A Metro Council member is facing sharp criticism for an article he shared on Facebook. It suggests the Boy Scouts of America organization went bankrupt because of their move to welcome gay and transgender scouts and leaders.
Metro Council Member Steve Glover is standing by it. A lot of politicians are known for speaking their opinions, and in the age of social media, many are known for posting them as well.
While this may stir up a lot of controversy, experts say this creates a necessary forum of ideas. Over the weekend, conservative Metro Council Member Steve Glover shared an article written by someone from the Family Research Council.
The article itself blames the bankruptcy of the Boy Scouts of America on their decision to welcome gay and transgender scouts and leaders. Glover’s own comments focus more on his own experience as an Eagle Scout, starting his post with: “I will remind everyone this is my personal page. I share my views and I am proud of what I share.”
Despite the disclaimer, it stirred up some negative feedback from fellow Metro Council Member Bob Mendes, who tweeted a screenshot of Glover’s post, saying: “I don’t want to be in squabbles, but that’s just not acceptable.”
Both Glover and Mendes declined on-camera interviews today, but FOX 17 News spoke with Metro Council Member Emily Benedict, who is also a member of the council’s LGBTQ caucus.
She says Glover is allowed to share his opinions on social media. She said the sharing of this article also shows that he’s willing to propagate fake news.
"We will not allow this type of rhetoric to continue without the type of behavior and response that came from Council Member Mendes, and the reason why I'm talking with you today,” Benedict said.
Ken Paulson is the Free Speech Center Director at Middle Tennessee State University. He said political speech is the single most protected kind of free speech, and for good reason.

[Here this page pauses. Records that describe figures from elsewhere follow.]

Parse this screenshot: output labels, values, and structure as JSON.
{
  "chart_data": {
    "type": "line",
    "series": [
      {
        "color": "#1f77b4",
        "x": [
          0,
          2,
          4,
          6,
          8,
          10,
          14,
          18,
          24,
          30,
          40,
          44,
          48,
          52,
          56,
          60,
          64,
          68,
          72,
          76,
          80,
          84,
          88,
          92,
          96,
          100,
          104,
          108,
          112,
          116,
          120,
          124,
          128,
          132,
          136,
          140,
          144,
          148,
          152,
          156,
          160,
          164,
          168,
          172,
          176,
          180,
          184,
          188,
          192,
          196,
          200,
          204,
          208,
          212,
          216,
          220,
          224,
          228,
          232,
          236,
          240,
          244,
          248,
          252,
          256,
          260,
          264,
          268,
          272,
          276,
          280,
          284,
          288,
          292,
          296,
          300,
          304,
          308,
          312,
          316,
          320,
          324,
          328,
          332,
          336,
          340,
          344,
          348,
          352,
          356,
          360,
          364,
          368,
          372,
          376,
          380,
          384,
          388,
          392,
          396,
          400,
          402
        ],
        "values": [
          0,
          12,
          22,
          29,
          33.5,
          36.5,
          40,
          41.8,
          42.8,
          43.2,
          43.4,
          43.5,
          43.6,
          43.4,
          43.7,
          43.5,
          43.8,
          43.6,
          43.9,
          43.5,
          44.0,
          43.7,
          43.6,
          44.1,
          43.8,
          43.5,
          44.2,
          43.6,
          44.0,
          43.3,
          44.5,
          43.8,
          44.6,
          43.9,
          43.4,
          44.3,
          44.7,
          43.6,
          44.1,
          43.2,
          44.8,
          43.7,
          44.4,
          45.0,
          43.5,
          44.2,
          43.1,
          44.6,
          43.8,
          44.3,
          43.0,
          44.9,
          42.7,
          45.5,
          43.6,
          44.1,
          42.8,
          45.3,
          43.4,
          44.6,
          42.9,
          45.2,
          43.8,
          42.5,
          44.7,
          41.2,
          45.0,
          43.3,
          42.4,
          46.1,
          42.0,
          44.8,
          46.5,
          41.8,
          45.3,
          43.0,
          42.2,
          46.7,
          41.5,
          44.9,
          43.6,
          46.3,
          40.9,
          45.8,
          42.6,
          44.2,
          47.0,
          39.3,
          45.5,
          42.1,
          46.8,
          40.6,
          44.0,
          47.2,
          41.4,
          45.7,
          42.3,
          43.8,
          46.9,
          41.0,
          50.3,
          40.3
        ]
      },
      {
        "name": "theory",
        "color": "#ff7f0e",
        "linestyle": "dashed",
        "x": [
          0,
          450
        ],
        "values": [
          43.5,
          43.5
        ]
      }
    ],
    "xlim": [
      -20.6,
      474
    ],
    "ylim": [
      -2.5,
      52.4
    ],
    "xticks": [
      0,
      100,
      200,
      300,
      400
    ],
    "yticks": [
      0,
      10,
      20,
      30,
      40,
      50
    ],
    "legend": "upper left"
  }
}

“If you’re a politician and you are transparent in what you believe, there’s a benefit to voters, who decide they agree with you, or strongly disagree with you and vote against you,” Paulson said. “That’s really how the system’s always worked.”
A trend that he says Tennessee politicians have, and will continue to take advantage of. You may remember Council Member Glover also walked out of the meeting when Metro Council passed a resolution to condemn an anti-LGBTQ measure going through the state house in January.
At that time, he said he wasn’t comfortable discussing social issues.